Vuol dire che le larghe masse iniziano a trovare negli organismi operai e popolari le risposte, le indicazioni, l’autorevolezza e la serietà per mobilitarsi contro gli effetti più gravi della crisi; vuol dire che parti crescenti delle masse popolari non cercano più orientamento nelle istituzioni locali, nella Curia, nella Prefettura o nella ‘ndrina, ma nella rete di organismi operai e popolari che opera nella loro zona e che è coordinata con la rete che opera in altre zone.
Fino al punto in cui sono quelle stesse reti a scegliere i ministri del “loro governo” fra quegli esponenti della società civile in cui ripongono maggiore fiducia.

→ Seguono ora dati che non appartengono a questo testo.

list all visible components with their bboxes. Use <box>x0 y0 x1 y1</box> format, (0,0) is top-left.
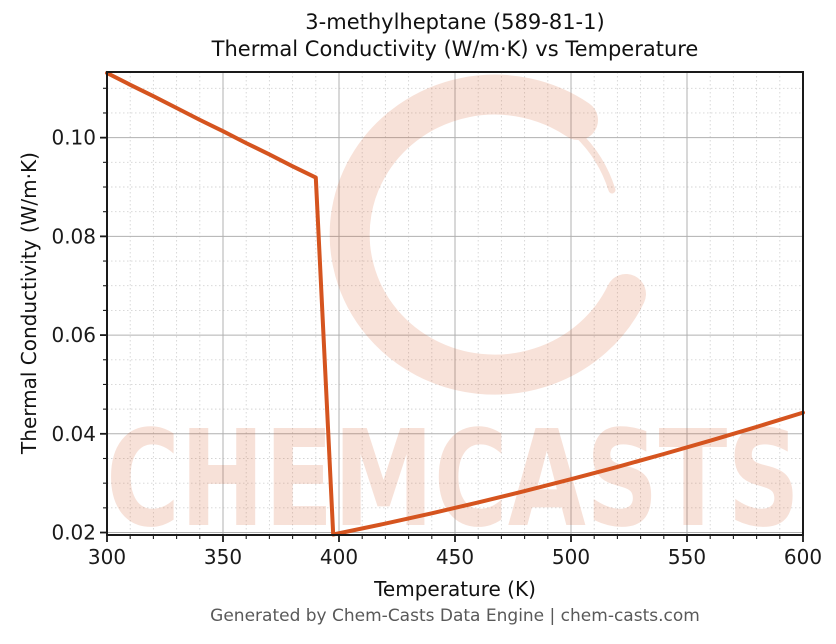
axes-layer: 300 350 400 450 500 550 600 0.02 0.04 0.06 0.08 0.1… <box>51 71 822 569</box>
grid-layer <box>106 72 804 535</box>
plot-border <box>106 71 804 536</box>
x-tick-label: 350 <box>204 545 242 569</box>
c-swirl-accent-icon <box>516 98 616 194</box>
x-tick-label: 600 <box>784 545 822 569</box>
c-swirl-logo-icon <box>329 74 646 395</box>
x-tick-label: 500 <box>552 545 590 569</box>
chart-title-block: 3-methylheptane (589-81-1) Thermal Condu… <box>107 9 803 63</box>
x-tick-label: 400 <box>320 545 358 569</box>
y-tick-label: 0.10 <box>51 126 96 150</box>
y-axis-label: Thermal Conductivity (W/m·K) <box>17 152 41 454</box>
y-tick-label: 0.06 <box>51 323 96 347</box>
x-tick-label: 550 <box>668 545 706 569</box>
chart-title: 3-methylheptane (589-81-1) <box>305 10 605 34</box>
watermark: CHEMCASTS <box>106 74 800 557</box>
watermark-text: CHEMCASTS <box>106 403 800 557</box>
y-tick-label: 0.02 <box>51 521 96 545</box>
x-axis-label: Temperature (K) <box>374 577 536 601</box>
x-tick-label: 300 <box>88 545 126 569</box>
footer-attribution: Generated by Chem-Casts Data Engine | ch… <box>210 606 700 626</box>
x-tick-label: 450 <box>436 545 474 569</box>
chart-subtitle: Thermal Conductivity (W/m·K) vs Temperat… <box>211 37 699 61</box>
y-tick-label: 0.08 <box>51 224 96 248</box>
y-tick-label: 0.04 <box>51 422 96 446</box>
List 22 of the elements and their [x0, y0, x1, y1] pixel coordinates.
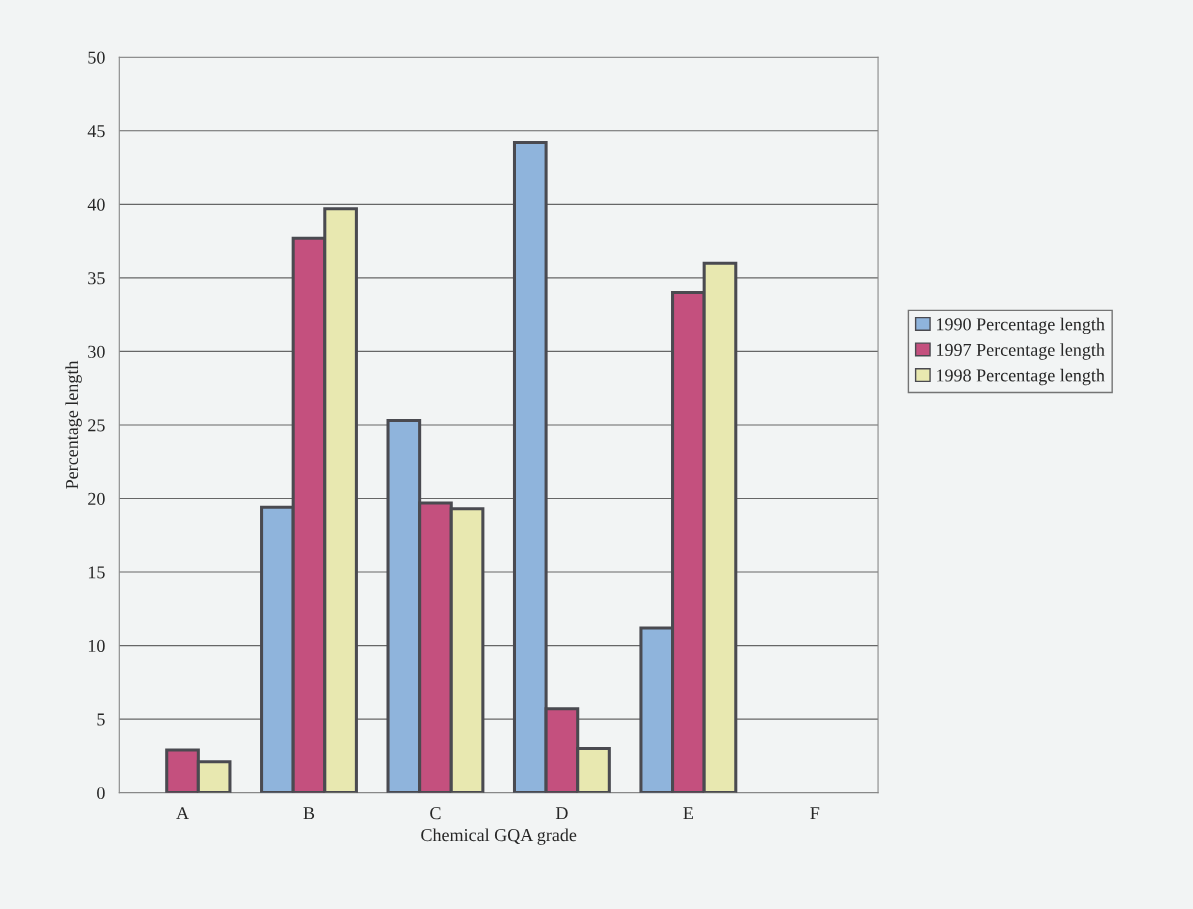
legend-label: 1998 Percentage length [937, 368, 1105, 386]
legend-label: 1990 Percentage length [937, 317, 1105, 335]
legend-label: 1997 Percentage length [937, 343, 1105, 360]
y-tick-label: 30 [88, 345, 105, 358]
x-tick-label: F [810, 807, 820, 820]
x-tick-label: B [303, 807, 315, 820]
x-tick-label: C [430, 807, 441, 820]
x-tick-label: E [683, 807, 693, 820]
y-tick-label: 45 [87, 125, 105, 138]
y-tick-label: 10 [88, 639, 105, 653]
y-tick-label: 5 [97, 713, 105, 726]
x-tick-label: A [176, 807, 189, 820]
y-tick-label: 20 [88, 492, 105, 505]
y-tick-label: 35 [88, 272, 105, 285]
y-tick-label: 50 [88, 51, 105, 64]
y-tick-label: 40 [87, 198, 105, 211]
x-tick-label: D [555, 807, 568, 820]
y-axis-title: Percentage length [65, 360, 82, 489]
x-axis-title: Chemical GQA grade [421, 828, 577, 845]
y-tick-label: 15 [88, 566, 105, 579]
y-tick-label: 0 [97, 786, 105, 800]
y-tick-label: 25 [88, 419, 105, 432]
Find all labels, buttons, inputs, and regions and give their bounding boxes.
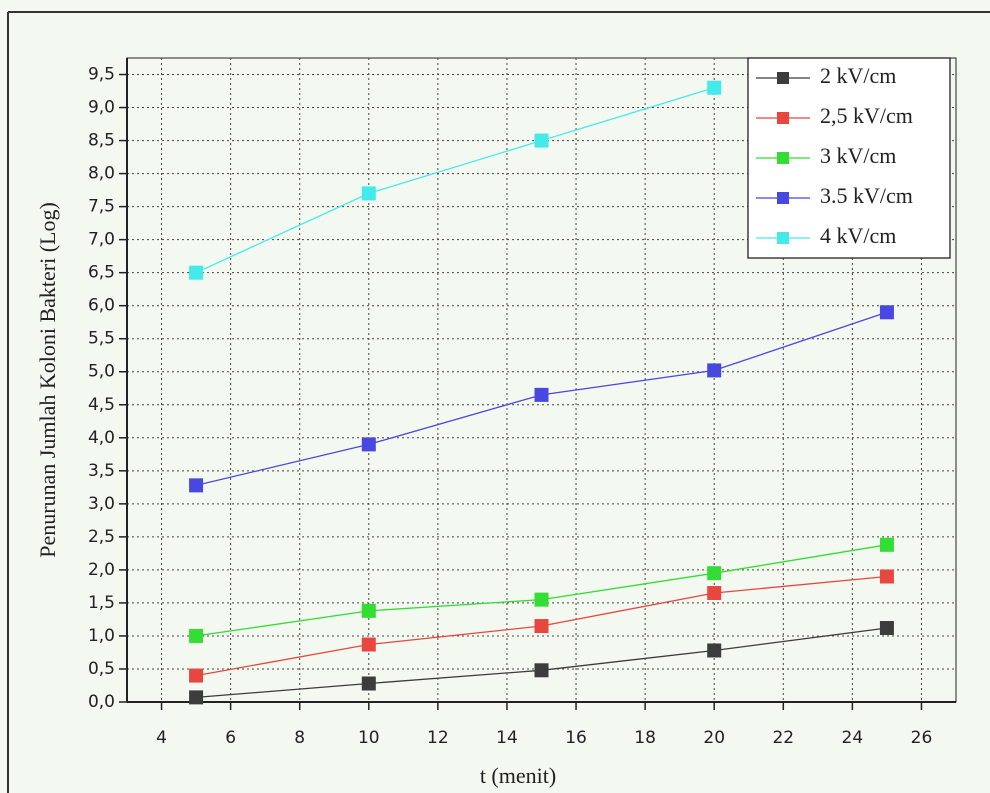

Per rendere il paese ingovernabile bisogna imparare dall’esperienza a praticare e combinare
1. la diffusione della disobbedienza e dell’insubordinazione alle autorità secondo il criterio che è legittimo tutto quello che è conforme agli interessi delle masse popolari, anche se è illegale;
2. lo sviluppo diffuso di attività del “terzo settore”: le attività di produzione e distribuzione di beni e servizi organizzate su base solidaristica locale;
3. l’appropriazione organizzata di beni e servizi (espropri, “io non pago”, ecc.) che assicura a tutta la popolazione i beni e servizi a cui la crisi blocca l’accesso;
4. gli scioperi e gli scioperi alla rovescia, principalmente nelle fabbriche e nelle scuole;
5. le occupazioni di fabbriche, di scuole, di stabili, di uffici pubblici, di banche, di piazze, ecc.;
6. le manifestazioni di protesta e il boicottaggio dell’attività delle pubbliche autorità;
7. il rifiuto organizzato di pagare imposte, ticket e mutui;
8. lo sviluppo (sul terreno economico, finanziario, dell’ordine pubblico, ecc.) di azioni autonome dal governo centrale da parte delle Amministrazioni Locali sottoposte alla pressione e sostenute dalla mobilitazione delle masse.